В преступлении Ландсберга писателя поразило то, что этот
человек, выкравший расписку и убивший, чтобы не возвращать пятитысячный долг,
своего кредитора, 65-летнего старика и его прислугу, был офицером-аристократом,
имевшим боевые ордена.
Одну из причин небывалого роста преступности Достоевский
видел в том состоянии общества, которое он чаще всего называл переходным. Суть
последнего заключалась в том, что на протяжении целой исторической фазы
происходило разложение традиционных социальных структур. Прежние
соционормативные предписания, имевшие глубокие культурно-исторические корни,
ослабевали, переставали действовать с прежней степенью эффективности, а другие,
приходящие им на смену, еще не обрели достаточной императивности. В результате
многие люди почувствовали себя социально, психологически и морально выбитыми из
привычной колеи и ввергнутыми в непривычные условия, воспринимавшиеся ими как
экстремальные, чреватые бедами и страданиями. В их глазах исчезла очевидная
логика развития социальных событий, резко возросла степень непредсказуемости
происходящих изменений.
На фоне ослабления нормативных функций морально-правовых
регуляторов логика действия традиционных ограничений человеческой активности
стала вытесняться логикой вседозволенности. Социальная система медленно, но
неуклонно вползала в то болезненное состояние, когда нарушения культурных,
нравственных, юридических норм стали превращаться в обычные, привычные явления.

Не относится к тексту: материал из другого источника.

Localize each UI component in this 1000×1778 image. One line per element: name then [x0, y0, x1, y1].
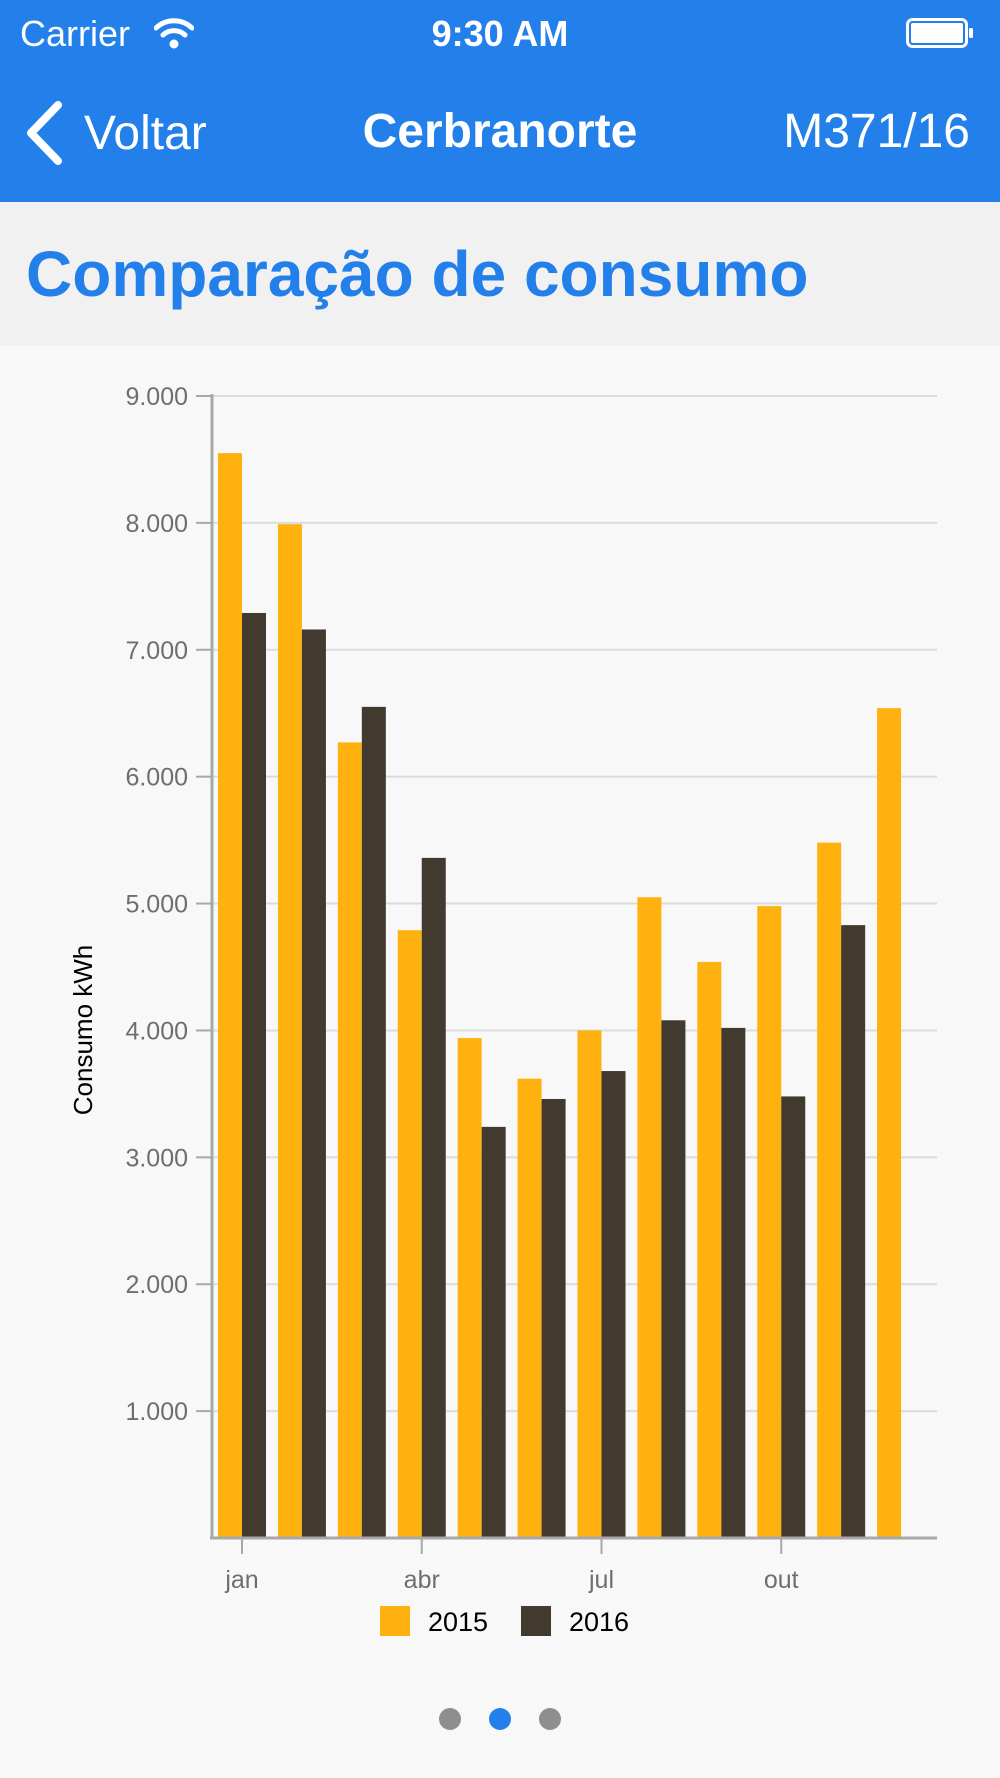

Тяжелая болезнь, поразившая общество, настигла одновременно
и человеческую душу, пройдя через нее гибельной судорогой, корежа и уродуя нормативно-ценностные
структуры личностного «я». Социально-историческому кризису сопутствовали
бесчисленные малые кризисы и экзистенциальные катастрофы духа. На„фоне
непонимания глубинной сути происходящего расшатывались прежние, казавшиеся
когда-то незыблемыми представления. Во многих сферах жизни тон начали задавать
те, кого Достоевский называл беспорядочными, недоконченными людьми, утратившими
всякое представление о правде и потому легко идущими на преступления.